Imaging Electron Motion in a Few Layer MoS₂ Device

Ultrathin sheets of MoS₂ are a newly discovered 2D semiconductor that holds great promise for nanoelectronics. Understanding the pattern of current flow will be crucial for developing devices. In this talk, we present images of current flow in MoS₂ obtained with a Scanned Probe Microscope (SPM) cooled to 4 K. We previously used this technique to image electron trajectories in GaAs/AlGaAs heterostructures and graphene. The charged SPM tip is held just above the sample surface, creating an image charge inside the device that scatters electrons. By measuring the change in resistance ΔR while the tip is raster scanned above the sample, an image of electron flow is obtained. We present images of electron flow in an MoS₂ device patterned into a hall bar geometry.
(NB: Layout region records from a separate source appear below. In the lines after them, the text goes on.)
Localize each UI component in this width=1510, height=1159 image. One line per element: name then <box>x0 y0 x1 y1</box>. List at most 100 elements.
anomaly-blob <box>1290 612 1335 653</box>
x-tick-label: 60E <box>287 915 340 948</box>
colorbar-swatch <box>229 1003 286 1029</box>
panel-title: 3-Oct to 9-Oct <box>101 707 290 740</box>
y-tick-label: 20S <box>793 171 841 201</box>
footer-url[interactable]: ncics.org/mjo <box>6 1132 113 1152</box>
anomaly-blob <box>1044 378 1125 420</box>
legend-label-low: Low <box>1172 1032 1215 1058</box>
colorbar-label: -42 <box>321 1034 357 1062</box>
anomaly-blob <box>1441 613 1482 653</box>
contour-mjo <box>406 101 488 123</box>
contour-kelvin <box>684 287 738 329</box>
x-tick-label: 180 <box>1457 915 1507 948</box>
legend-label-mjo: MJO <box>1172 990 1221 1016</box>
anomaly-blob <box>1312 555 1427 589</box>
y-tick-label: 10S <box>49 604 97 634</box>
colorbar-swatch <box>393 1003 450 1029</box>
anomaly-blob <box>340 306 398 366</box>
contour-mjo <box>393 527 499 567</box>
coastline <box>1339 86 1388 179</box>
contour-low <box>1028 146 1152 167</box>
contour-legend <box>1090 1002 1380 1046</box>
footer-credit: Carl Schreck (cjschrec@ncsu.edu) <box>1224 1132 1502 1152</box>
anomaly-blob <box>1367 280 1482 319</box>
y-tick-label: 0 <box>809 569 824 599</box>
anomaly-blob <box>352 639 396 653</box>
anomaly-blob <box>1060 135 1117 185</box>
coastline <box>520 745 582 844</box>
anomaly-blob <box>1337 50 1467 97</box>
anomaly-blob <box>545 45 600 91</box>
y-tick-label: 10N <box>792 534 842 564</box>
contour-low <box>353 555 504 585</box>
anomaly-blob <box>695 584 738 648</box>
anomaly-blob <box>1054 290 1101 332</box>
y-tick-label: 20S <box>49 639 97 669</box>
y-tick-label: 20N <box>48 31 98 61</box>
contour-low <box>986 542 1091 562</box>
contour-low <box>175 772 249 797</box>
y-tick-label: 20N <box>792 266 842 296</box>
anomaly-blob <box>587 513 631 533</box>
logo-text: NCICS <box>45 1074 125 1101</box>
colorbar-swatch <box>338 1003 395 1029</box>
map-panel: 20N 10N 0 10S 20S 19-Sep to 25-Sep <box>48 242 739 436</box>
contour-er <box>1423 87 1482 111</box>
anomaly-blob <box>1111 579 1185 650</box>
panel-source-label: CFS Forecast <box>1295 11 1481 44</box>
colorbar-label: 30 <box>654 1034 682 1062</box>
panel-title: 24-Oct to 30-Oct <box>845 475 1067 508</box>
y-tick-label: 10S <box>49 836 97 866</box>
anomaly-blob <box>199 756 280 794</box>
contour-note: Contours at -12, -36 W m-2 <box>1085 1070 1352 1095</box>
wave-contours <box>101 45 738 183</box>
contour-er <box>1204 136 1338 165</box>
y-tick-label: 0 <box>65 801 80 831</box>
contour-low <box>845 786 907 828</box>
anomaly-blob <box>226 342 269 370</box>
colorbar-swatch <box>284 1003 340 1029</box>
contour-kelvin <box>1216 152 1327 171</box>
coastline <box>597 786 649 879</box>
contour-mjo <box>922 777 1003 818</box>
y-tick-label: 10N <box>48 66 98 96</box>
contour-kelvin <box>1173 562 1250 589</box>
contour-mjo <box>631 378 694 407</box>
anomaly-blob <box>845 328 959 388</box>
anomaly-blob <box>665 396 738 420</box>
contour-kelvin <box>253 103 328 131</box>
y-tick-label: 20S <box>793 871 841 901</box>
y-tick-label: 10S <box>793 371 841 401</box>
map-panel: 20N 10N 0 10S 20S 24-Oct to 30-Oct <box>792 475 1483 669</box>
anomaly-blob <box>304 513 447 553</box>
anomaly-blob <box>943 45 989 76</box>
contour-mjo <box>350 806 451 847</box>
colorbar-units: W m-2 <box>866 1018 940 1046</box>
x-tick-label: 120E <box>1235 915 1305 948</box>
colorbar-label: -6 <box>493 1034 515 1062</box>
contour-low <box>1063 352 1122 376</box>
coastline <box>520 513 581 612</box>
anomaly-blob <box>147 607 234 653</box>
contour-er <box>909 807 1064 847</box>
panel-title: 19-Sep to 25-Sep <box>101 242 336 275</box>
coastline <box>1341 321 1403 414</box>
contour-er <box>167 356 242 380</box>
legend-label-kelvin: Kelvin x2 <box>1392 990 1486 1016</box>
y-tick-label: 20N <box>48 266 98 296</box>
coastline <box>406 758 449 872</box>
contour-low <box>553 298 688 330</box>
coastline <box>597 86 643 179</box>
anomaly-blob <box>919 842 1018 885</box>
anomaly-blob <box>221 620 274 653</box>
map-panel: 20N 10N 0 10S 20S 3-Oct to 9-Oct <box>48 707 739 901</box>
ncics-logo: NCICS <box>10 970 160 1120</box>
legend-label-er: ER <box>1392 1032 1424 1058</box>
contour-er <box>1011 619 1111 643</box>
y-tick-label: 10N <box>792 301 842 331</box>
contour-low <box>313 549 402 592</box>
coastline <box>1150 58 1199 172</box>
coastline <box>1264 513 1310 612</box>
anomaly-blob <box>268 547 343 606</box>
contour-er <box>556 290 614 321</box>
A three-layer MoS₂ sheet is encased by two hBN layers, top and bottom, and patterned into a hall-bar with multilayer graphene contacts. An SPM image shows the current flow pattern from the wide contact at the end of the device for a Hall density n = 1.3×10¹² cm^-2. The SPM tip tends to block flow, increasing the resistance R. The pattern of flow was also imaged for a narrow side contact on the sample. At density n = 5.4×10¹¹ cm^-2; the pattern seen in the SPM image is similar to the wide contact. The ability to image electron flow promises to be very useful for the development of ultrathin devices from new 2D materials.